Neve stalled, glancing once at the open box before looking back at her. “That can wait. Have you eaten?”
Genevieve let out a humorless laugh. “Does it look like I want to eat right now?”
“It doesn’t matter. Have you eaten?”
“Leave me alone, Neve.”
“Can’t. Have you eaten?”
Her jaw clenched visibly and she glared up at him. “What is it to you if I eat or not? Does it matter?”
Neve merely stared at her and she jerked her eyes away, hating the look on his face. He was just like the others, full of pity and no promises to ease her pain. “Just go away, Neve. I’m not in the mood for company.”
“Remember when you said that to me?”
Genevieve rolled her eyes. “Don’t even try to equate your silly puppy love to what I’m feeling right now.”
“Fair enough.” Neve shrugged as he rounded the bed to sit beside her, noting with chagrin as she shifted away from him. He turned slightly to face her. “I’m asking as a friend who is genuinely concerned. I would bring over a casserole and force you to eat it but you know I can barely fry eggs.”

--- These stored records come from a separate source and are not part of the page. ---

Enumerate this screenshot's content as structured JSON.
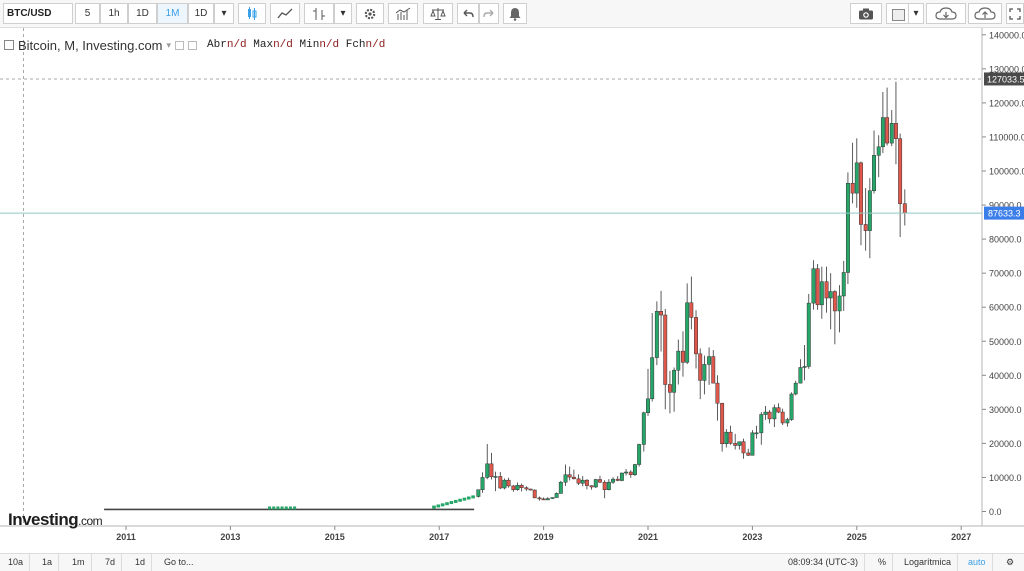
{
  "toolbar": {
    "symbol": "BTC/USD",
    "intervals": [
      "5",
      "1h",
      "1D",
      "1M",
      "1D"
    ],
    "active_interval": "1M"
  },
  "legend": {
    "title": "Bitcoin, M, Investing.com",
    "open_label": "Abr",
    "open_value": "n/d",
    "high_label": "Max",
    "high_value": "n/d",
    "low_label": "Min",
    "low_value": "n/d",
    "close_label": "Fch",
    "close_value": "n/d"
  },
  "logo": {
    "main": "Investing",
    "suffix": ".com"
  },
  "bottombar": {
    "ranges": [
      "10a",
      "1a",
      "1m",
      "7d",
      "1d"
    ],
    "goto": "Go to...",
    "time": "08:09:34 (UTC-3)",
    "percent": "%",
    "log": "Logarítmica",
    "auto": "auto"
  },
  "colors": {
    "up": "#26a769",
    "down": "#e0584b",
    "last_price": "#3b7de9",
    "crosshair_label": "#4a4a4a"
  },
  "chart_data": {
    "type": "candlestick",
    "ylim": [
      -10000,
      140000
    ],
    "y_ticks": [
      "0.0",
      "10000.0",
      "20000.0",
      "30000.0",
      "40000.0",
      "50000.0",
      "60000.0",
      "70000.0",
      "80000.0",
      "90000.0",
      "100000.0",
      "110000.0",
      "120000.0",
      "130000.0",
      "140000.0"
    ],
    "x_ticks": [
      "2011",
      "2013",
      "2015",
      "2017",
      "2019",
      "2021",
      "2023",
      "2025",
      "2027"
    ],
    "last_price_label": "87633.3",
    "last_price": 87633.3,
    "crosshair_label": "127033.5",
    "crosshair_price": 127033.5,
    "candles": [
      {
        "t": 2017.75,
        "o": 4400,
        "h": 6200,
        "l": 4100,
        "c": 6400
      },
      {
        "t": 2017.83,
        "o": 6400,
        "h": 11500,
        "l": 5500,
        "c": 10000
      },
      {
        "t": 2017.92,
        "o": 10000,
        "h": 19800,
        "l": 9500,
        "c": 14000
      },
      {
        "t": 2018.0,
        "o": 14000,
        "h": 17200,
        "l": 9400,
        "c": 10200
      },
      {
        "t": 2018.08,
        "o": 10200,
        "h": 11700,
        "l": 6000,
        "c": 10300
      },
      {
        "t": 2018.17,
        "o": 10300,
        "h": 11600,
        "l": 6600,
        "c": 6900
      },
      {
        "t": 2018.25,
        "o": 6900,
        "h": 9700,
        "l": 6500,
        "c": 9200
      },
      {
        "t": 2018.33,
        "o": 9200,
        "h": 9900,
        "l": 7000,
        "c": 7500
      },
      {
        "t": 2018.42,
        "o": 7500,
        "h": 7800,
        "l": 5800,
        "c": 6400
      },
      {
        "t": 2018.5,
        "o": 6400,
        "h": 8500,
        "l": 6100,
        "c": 7700
      },
      {
        "t": 2018.58,
        "o": 7700,
        "h": 8200,
        "l": 5900,
        "c": 7000
      },
      {
        "t": 2018.67,
        "o": 7000,
        "h": 7400,
        "l": 6100,
        "c": 6600
      },
      {
        "t": 2018.75,
        "o": 6600,
        "h": 6700,
        "l": 6200,
        "c": 6300
      },
      {
        "t": 2018.83,
        "o": 6300,
        "h": 6500,
        "l": 3900,
        "c": 4000
      },
      {
        "t": 2018.92,
        "o": 4000,
        "h": 4400,
        "l": 3200,
        "c": 3700
      },
      {
        "t": 2019.0,
        "o": 3700,
        "h": 4100,
        "l": 3400,
        "c": 3400
      },
      {
        "t": 2019.08,
        "o": 3400,
        "h": 4200,
        "l": 3400,
        "c": 3800
      },
      {
        "t": 2019.17,
        "o": 3800,
        "h": 4100,
        "l": 3700,
        "c": 4100
      },
      {
        "t": 2019.25,
        "o": 4100,
        "h": 5600,
        "l": 4100,
        "c": 5300
      },
      {
        "t": 2019.33,
        "o": 5300,
        "h": 9000,
        "l": 5300,
        "c": 8600
      },
      {
        "t": 2019.42,
        "o": 8600,
        "h": 13800,
        "l": 7500,
        "c": 10800
      },
      {
        "t": 2019.5,
        "o": 10800,
        "h": 13200,
        "l": 9100,
        "c": 10100
      },
      {
        "t": 2019.58,
        "o": 10100,
        "h": 12300,
        "l": 9400,
        "c": 9600
      },
      {
        "t": 2019.67,
        "o": 9600,
        "h": 10900,
        "l": 7800,
        "c": 8300
      },
      {
        "t": 2019.75,
        "o": 8300,
        "h": 10400,
        "l": 7400,
        "c": 9200
      },
      {
        "t": 2019.83,
        "o": 9200,
        "h": 9500,
        "l": 6500,
        "c": 7600
      },
      {
        "t": 2019.92,
        "o": 7600,
        "h": 7700,
        "l": 6400,
        "c": 7200
      },
      {
        "t": 2020.0,
        "o": 7200,
        "h": 9600,
        "l": 6900,
        "c": 9400
      },
      {
        "t": 2020.08,
        "o": 9400,
        "h": 10500,
        "l": 8400,
        "c": 8600
      },
      {
        "t": 2020.17,
        "o": 8600,
        "h": 9200,
        "l": 3900,
        "c": 6400
      },
      {
        "t": 2020.25,
        "o": 6400,
        "h": 9500,
        "l": 6200,
        "c": 8600
      },
      {
        "t": 2020.33,
        "o": 8600,
        "h": 10100,
        "l": 8100,
        "c": 9500
      },
      {
        "t": 2020.42,
        "o": 9500,
        "h": 10400,
        "l": 8900,
        "c": 9100
      },
      {
        "t": 2020.5,
        "o": 9100,
        "h": 11400,
        "l": 8900,
        "c": 11300
      },
      {
        "t": 2020.58,
        "o": 11300,
        "h": 12500,
        "l": 10600,
        "c": 11600
      },
      {
        "t": 2020.67,
        "o": 11600,
        "h": 12100,
        "l": 9900,
        "c": 10800
      },
      {
        "t": 2020.75,
        "o": 10800,
        "h": 14000,
        "l": 10400,
        "c": 13800
      },
      {
        "t": 2020.83,
        "o": 13800,
        "h": 19900,
        "l": 13200,
        "c": 19700
      },
      {
        "t": 2020.92,
        "o": 19700,
        "h": 29300,
        "l": 17600,
        "c": 29000
      },
      {
        "t": 2021.0,
        "o": 29000,
        "h": 41900,
        "l": 28100,
        "c": 33100
      },
      {
        "t": 2021.08,
        "o": 33100,
        "h": 58300,
        "l": 32300,
        "c": 45200
      },
      {
        "t": 2021.17,
        "o": 45200,
        "h": 61700,
        "l": 43000,
        "c": 58800
      },
      {
        "t": 2021.25,
        "o": 58800,
        "h": 64800,
        "l": 47000,
        "c": 57700
      },
      {
        "t": 2021.33,
        "o": 57700,
        "h": 59500,
        "l": 30000,
        "c": 37300
      },
      {
        "t": 2021.42,
        "o": 37300,
        "h": 41300,
        "l": 28800,
        "c": 35000
      },
      {
        "t": 2021.5,
        "o": 35000,
        "h": 42300,
        "l": 29300,
        "c": 41500
      },
      {
        "t": 2021.58,
        "o": 41500,
        "h": 50500,
        "l": 37300,
        "c": 47100
      },
      {
        "t": 2021.67,
        "o": 47100,
        "h": 52900,
        "l": 39600,
        "c": 43800
      },
      {
        "t": 2021.75,
        "o": 43800,
        "h": 67000,
        "l": 43300,
        "c": 61300
      },
      {
        "t": 2021.83,
        "o": 61300,
        "h": 69000,
        "l": 53500,
        "c": 57000
      },
      {
        "t": 2021.92,
        "o": 57000,
        "h": 59100,
        "l": 42000,
        "c": 46300
      },
      {
        "t": 2022.0,
        "o": 46300,
        "h": 47900,
        "l": 33000,
        "c": 38500
      },
      {
        "t": 2022.08,
        "o": 38500,
        "h": 45800,
        "l": 34400,
        "c": 43200
      },
      {
        "t": 2022.17,
        "o": 43200,
        "h": 48200,
        "l": 37200,
        "c": 45500
      },
      {
        "t": 2022.25,
        "o": 45500,
        "h": 47400,
        "l": 37700,
        "c": 37700
      },
      {
        "t": 2022.33,
        "o": 37700,
        "h": 40000,
        "l": 26700,
        "c": 31800
      },
      {
        "t": 2022.42,
        "o": 31800,
        "h": 31900,
        "l": 17600,
        "c": 19900
      },
      {
        "t": 2022.5,
        "o": 19900,
        "h": 24200,
        "l": 18800,
        "c": 23300
      },
      {
        "t": 2022.58,
        "o": 23300,
        "h": 25200,
        "l": 19600,
        "c": 20000
      },
      {
        "t": 2022.67,
        "o": 20000,
        "h": 22800,
        "l": 18200,
        "c": 19400
      },
      {
        "t": 2022.75,
        "o": 19400,
        "h": 20500,
        "l": 18200,
        "c": 20500
      },
      {
        "t": 2022.83,
        "o": 20500,
        "h": 21400,
        "l": 15500,
        "c": 17200
      },
      {
        "t": 2022.92,
        "o": 17200,
        "h": 18400,
        "l": 16300,
        "c": 16500
      },
      {
        "t": 2023.0,
        "o": 16500,
        "h": 23900,
        "l": 16500,
        "c": 23100
      },
      {
        "t": 2023.08,
        "o": 23100,
        "h": 25200,
        "l": 21400,
        "c": 23100
      },
      {
        "t": 2023.17,
        "o": 23100,
        "h": 29200,
        "l": 19600,
        "c": 28500
      },
      {
        "t": 2023.25,
        "o": 28500,
        "h": 31000,
        "l": 26900,
        "c": 29200
      },
      {
        "t": 2023.33,
        "o": 29200,
        "h": 29800,
        "l": 25900,
        "c": 27200
      },
      {
        "t": 2023.42,
        "o": 27200,
        "h": 31400,
        "l": 24800,
        "c": 30500
      },
      {
        "t": 2023.5,
        "o": 30500,
        "h": 31800,
        "l": 28900,
        "c": 29200
      },
      {
        "t": 2023.58,
        "o": 29200,
        "h": 30200,
        "l": 25400,
        "c": 26000
      },
      {
        "t": 2023.67,
        "o": 26000,
        "h": 27500,
        "l": 24900,
        "c": 27000
      },
      {
        "t": 2023.75,
        "o": 27000,
        "h": 35000,
        "l": 26600,
        "c": 34500
      },
      {
        "t": 2023.83,
        "o": 34500,
        "h": 38400,
        "l": 34100,
        "c": 37700
      },
      {
        "t": 2023.92,
        "o": 37700,
        "h": 44700,
        "l": 37600,
        "c": 42300
      },
      {
        "t": 2024.0,
        "o": 42300,
        "h": 48900,
        "l": 38500,
        "c": 42600
      },
      {
        "t": 2024.08,
        "o": 42600,
        "h": 63900,
        "l": 41900,
        "c": 61200
      },
      {
        "t": 2024.17,
        "o": 61200,
        "h": 73800,
        "l": 59300,
        "c": 71300
      },
      {
        "t": 2024.25,
        "o": 71300,
        "h": 72700,
        "l": 59200,
        "c": 60700
      },
      {
        "t": 2024.33,
        "o": 60700,
        "h": 71900,
        "l": 56600,
        "c": 67500
      },
      {
        "t": 2024.42,
        "o": 67500,
        "h": 71900,
        "l": 58400,
        "c": 62700
      },
      {
        "t": 2024.5,
        "o": 62700,
        "h": 70000,
        "l": 53500,
        "c": 64600
      },
      {
        "t": 2024.58,
        "o": 64600,
        "h": 65000,
        "l": 49100,
        "c": 58900
      },
      {
        "t": 2024.67,
        "o": 58900,
        "h": 66500,
        "l": 52600,
        "c": 63300
      },
      {
        "t": 2024.75,
        "o": 63300,
        "h": 73600,
        "l": 58900,
        "c": 70200
      },
      {
        "t": 2024.83,
        "o": 70200,
        "h": 99600,
        "l": 66800,
        "c": 96400
      },
      {
        "t": 2024.92,
        "o": 96400,
        "h": 108300,
        "l": 90500,
        "c": 93500
      },
      {
        "t": 2025.0,
        "o": 93500,
        "h": 109600,
        "l": 89200,
        "c": 102400
      },
      {
        "t": 2025.08,
        "o": 102400,
        "h": 102800,
        "l": 78200,
        "c": 84300
      },
      {
        "t": 2025.17,
        "o": 84300,
        "h": 95000,
        "l": 76600,
        "c": 82500
      },
      {
        "t": 2025.25,
        "o": 82500,
        "h": 97900,
        "l": 74400,
        "c": 94200
      },
      {
        "t": 2025.33,
        "o": 94200,
        "h": 111900,
        "l": 93400,
        "c": 104600
      },
      {
        "t": 2025.42,
        "o": 104600,
        "h": 110500,
        "l": 98200,
        "c": 107100
      },
      {
        "t": 2025.5,
        "o": 107100,
        "h": 123200,
        "l": 105300,
        "c": 115700
      },
      {
        "t": 2025.58,
        "o": 115700,
        "h": 124500,
        "l": 107500,
        "c": 108200
      },
      {
        "t": 2025.67,
        "o": 108200,
        "h": 117900,
        "l": 107300,
        "c": 114000
      },
      {
        "t": 2025.75,
        "o": 114000,
        "h": 126200,
        "l": 102000,
        "c": 109500
      },
      {
        "t": 2025.83,
        "o": 109500,
        "h": 111000,
        "l": 80600,
        "c": 90400
      },
      {
        "t": 2025.92,
        "o": 90400,
        "h": 94600,
        "l": 84000,
        "c": 87633
      }
    ],
    "flat_segment": {
      "start": 2010.58,
      "end": 2017.67,
      "value": 600
    }
  }
}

The corner of her lips lifted. “Thanks for not trying to kill me.” The smile faded quickly and she lowered her eyes, tears dropping on her gray pants.
Neve merely sat beside her with his hands trained at his sides, although his palms itched to wipe her tears and pull her back into his arms. He’d missed her. Missed those taunting brown eyes and her glib tongue. He should’ve known she was facing this trauma when he hadn’t heard from her in weeks. Imagining the pain Mrs. Faluna had faced in her last days and the heartache it’d caused Genevieve made his heart squeeze tightly. Pushing back his protests to stay on his side of the bed, Neve wordlessly draped an arm about her shoulders and pulled her close against him.
Genevieve merely turned and buried her face into the crook of his arm, sobbing openly. Neve looked over her head at the lone portrait of a younger Genevieve and her mother beaming brightly in front of a garden. He could only imagine the loneliness that had grasped hold of Genevieve and inadvertently, he pulled her closer.